Corbyn’s Labour proposed a solution that involves a National Investment Bank with a substantial budget of £25 billion per year for 10 years, far surpassing what has been allocated previously. This likely would have been enough to solve the problem of schools collapsing, however Corbyn was vilified by the entire capitalist class and its media puppets in an unpreceded campaign for this and a return other social-democratic policy. Britain’s position in the imperialist world system and the pressure of the working class are no longer enough for it to maintain a substantial welfare state, and therefore this is now contrary to the interest of the British bourgeoisie. As a result, it is unlikely that Corbyn’s successor, Keir Starmer, will do much to actually fix the problem.

The general elections are less than a year away, and the Conservative party, which has been rocked by scandal after scandal after crisis after crisis, has discredited itself to most people in Britain. As a result, the capitalists will likely look towards the Labour party as their new representatives, as fresh faces who will promise to rectify this and other crises the UK is currently undergoing, while in reality continuing to serve their interests. In the end, the schools, which are already struggling to cope with costs, will likely be mostly left alone with the burden of rectifying their crumbling infrastructure.


In conclusion, the crisis revolving around the crumbling school infrastructure in Britain lays bare the glaring flaws of a system that prioritises profit over the well-being of the working class. The decaying buildings and the endangerment of children's lives serve as a tragic outcome of a society where the relentless pursuit of profits overshadows essential public services, such as education.

Most teachers (as well as working people in general) instinctively know that the government left on its own will do nothing to address the RAAC problem, as well as the many other issues the British education system faces. For example, the lack of funding, increasing class sizes, increased workload and pay cuts for teachers, shortage of new teachers and many others leaving the profession.
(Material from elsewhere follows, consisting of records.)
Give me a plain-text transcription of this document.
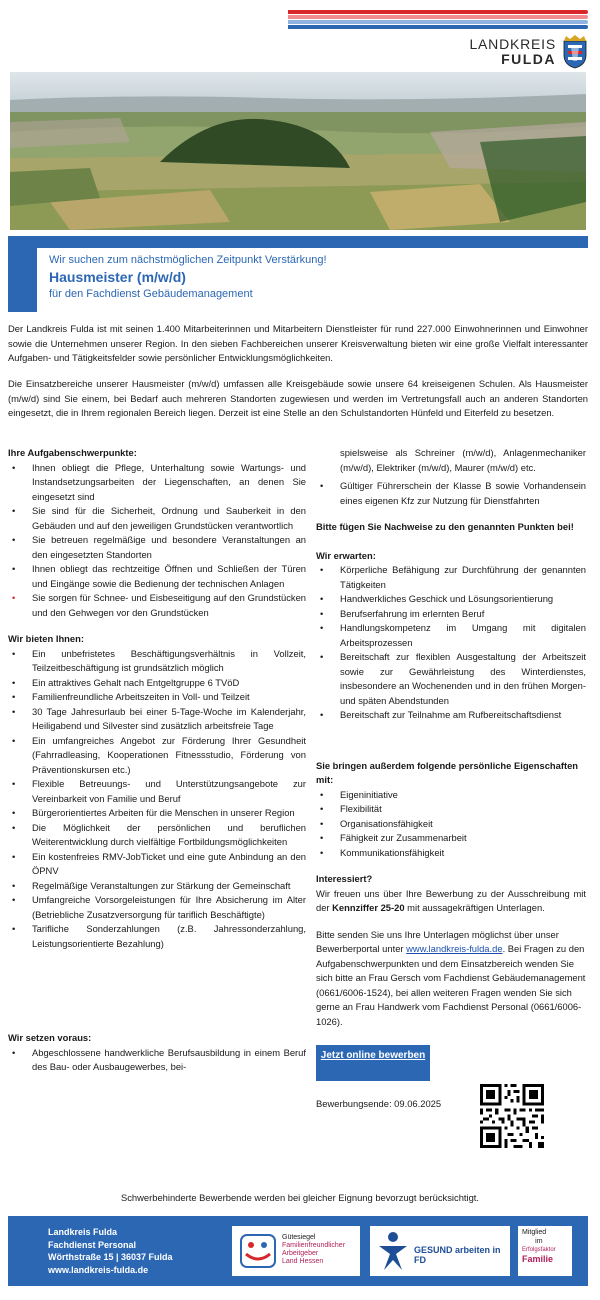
LANDKREIS
FULDA
Wir suchen zum nächstmöglichen Zeitpunkt Verstärkung!
Hausmeister (m/w/d)
für den Fachdienst Gebäudemanagement

Der Landkreis Fulda ist mit seinen 1.400 Mitarbeiterinnen und Mitarbeitern Dienstleister für rund 227.000 Einwohnerinnen und Einwohner sowie die Unternehmen unserer Region. In den sieben Fachbereichen unserer Kreisverwaltung bieten wir eine große Vielfalt interessanter Aufgaben- und Tätigkeitsfelder sowie persönlicher Entwicklungsmöglichkeiten.

Die Einsatzbereiche unserer Hausmeister (m/w/d) umfassen alle Kreisgebäude sowie unsere 64 kreiseigenen Schulen. Als Hausmeister (m/w/d) sind Sie einem, bei Bedarf auch mehreren Standorten zugewiesen und werden im Vertretungsfall auch an anderen Standorten eingesetzt, die in Ihrem regionalen Bereich liegen. Derzeit ist eine Stelle an den Schulstandorten Hünfeld und Eiterfeld zu besetzen.

Ihre Aufgabenschwerpunkte:
• Ihnen obliegt die Pflege, Unterhaltung sowie Wartungs- und Instandsetzungsarbeiten der Liegenschaften, an denen Sie eingesetzt sind
• Sie sind für die Sicherheit, Ordnung und Sauberkeit in den Gebäuden und auf den jeweiligen Grundstücken verantwortlich
• Sie betreuen regelmäßige und besondere Veranstaltungen an den eingesetzten Standorten
• Ihnen obliegt das rechtzeitige Öffnen und Schließen der Türen und Eingänge sowie die Bedienung der technischen Anlagen
• Sie sorgen für Schnee- und Eisbeseitigung auf den Grundstücken und den Gehwegen vor den Grundstücken
Wir bieten Ihnen:
• Ein unbefristetes Beschäftigungsverhältnis in Vollzeit, Teilzeitbeschäftigung ist grundsätzlich möglich
• Ein attraktives Gehalt nach Entgeltgruppe 6 TVöD
• Familienfreundliche Arbeitszeiten in Voll- und Teilzeit
• 30 Tage Jahresurlaub bei einer 5-Tage-Woche im Kalenderjahr, Heiligabend und Silvester sind zusätzlich arbeitsfreie Tage
• Ein umfangreiches Angebot zur Förderung Ihrer Gesundheit (Fahrradleasing, Kooperationen Fitnessstudio, Förderung von Präventionskursen etc.)
• Flexible Betreuungs- und Unterstützungsangebote zur Vereinbarkeit von Familie und Beruf
• Bürgerorientiertes Arbeiten für die Menschen in unserer Region
• Die Möglichkeit der persönlichen und beruflichen Weiterentwicklung durch vielfältige Fortbildungsmöglichkeiten
• Ein kostenfreies RMV-JobTicket und eine gute Anbindung an den ÖPNV
• Regelmäßige Veranstaltungen zur Stärkung der Gemeinschaft
• Umfangreiche Vorsorgeleistungen für Ihre Absicherung im Alter (Betriebliche Zusatzversorgung für tariflich Beschäftigte)
• Tarifliche Sonderzahlungen (z.B. Jahressonderzahlung, Leistungsorientierte Bezahlung)
Wir setzen voraus:
• Abgeschlossene handwerkliche Berufsausbildung in einem Beruf des Bau- oder Ausbaugewerbes, bei-
spielsweise als Schreiner (m/w/d), Anlagenmechaniker (m/w/d), Elektriker (m/w/d), Maurer (m/w/d) etc.
• Gültiger Führerschein der Klasse B sowie Vorhandensein eines eigenen Kfz zur Nutzung für Dienstfahrten
Bitte fügen Sie Nachweise zu den genannten Punkten bei!
Wir erwarten:
• Körperliche Befähigung zur Durchführung der genannten Tätigkeiten
• Handwerkliches Geschick und Lösungsorientierung
• Berufserfahrung im erlernten Beruf
• Handlungskompetenz im Umgang mit digitalen Arbeitsprozessen
• Bereitschaft zur flexiblen Ausgestaltung der Arbeitszeit sowie zur Gewährleistung des Winterdienstes, insbesondere an Wochenenden und in den frühen Morgen- und späten Abendstunden
• Bereitschaft zur Teilnahme am Rufbereitschaftsdienst
Sie bringen außerdem folgende persönliche Eigenschaften mit:
• Eigeninitiative
• Flexibilität
• Organisationsfähigkeit
• Fähigkeit zur Zusammenarbeit
• Kommunikationsfähigkeit
Interessiert?

Wir freuen uns über Ihre Bewerbung zu der Ausschreibung mit der Kennziffer 25-20 mit aussagekräftigen Unterlagen.

Bitte senden Sie uns Ihre Unterlagen möglichst über unser Bewerberportal unter www.landkreis-fulda.de. Bei Fragen zu den Aufgabenschwerpunkten und dem Einsatzbereich wenden Sie sich bitte an Frau Gersch vom Fachdienst Gebäudemanagement (0661/6006-1524), bei allen weiteren Fragen wenden Sie sich gerne an Frau Handwerk vom Fachdienst Personal (0661/6006-1026).

Jetzt online bewerben
Bewerbungsende: 09.06.2025
Schwerbehinderte Bewerbende werden bei gleicher Eignung bevorzugt berücksichtigt.
Landkreis Fulda
Fachdienst Personal
Wörthstraße 15 | 36037 Fulda
www.landkreis-fulda.de
Gütesiegel
Familienfreundlicher
Arbeitgeber
Land Hessen
GESUND arbeiten in FD
Mitglied
im
Erfolgsfaktor
Familie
This is why they have recently gone on strike. However, while victory in these strikes will offer temporary relief, they cannot solve the problem entirely.

To effectively and permanently address this issue as well as the many other crises rocking the UK as well as the world, it is crucial to acknowledge that capitalism is not in fact the end of history, but merely the last phase of man’s barbaric prehistory – class society. We must realise that a better world is not only possible, but the only possible way forwards.

Marxism-Leninism shows the path towards a classless society where the means of production are owned and governed by society as a whole, where all have equal opportunity and obligation to work, each rewarded “from each according to his ability, to each according to his need”, especially so in critical sectors like education.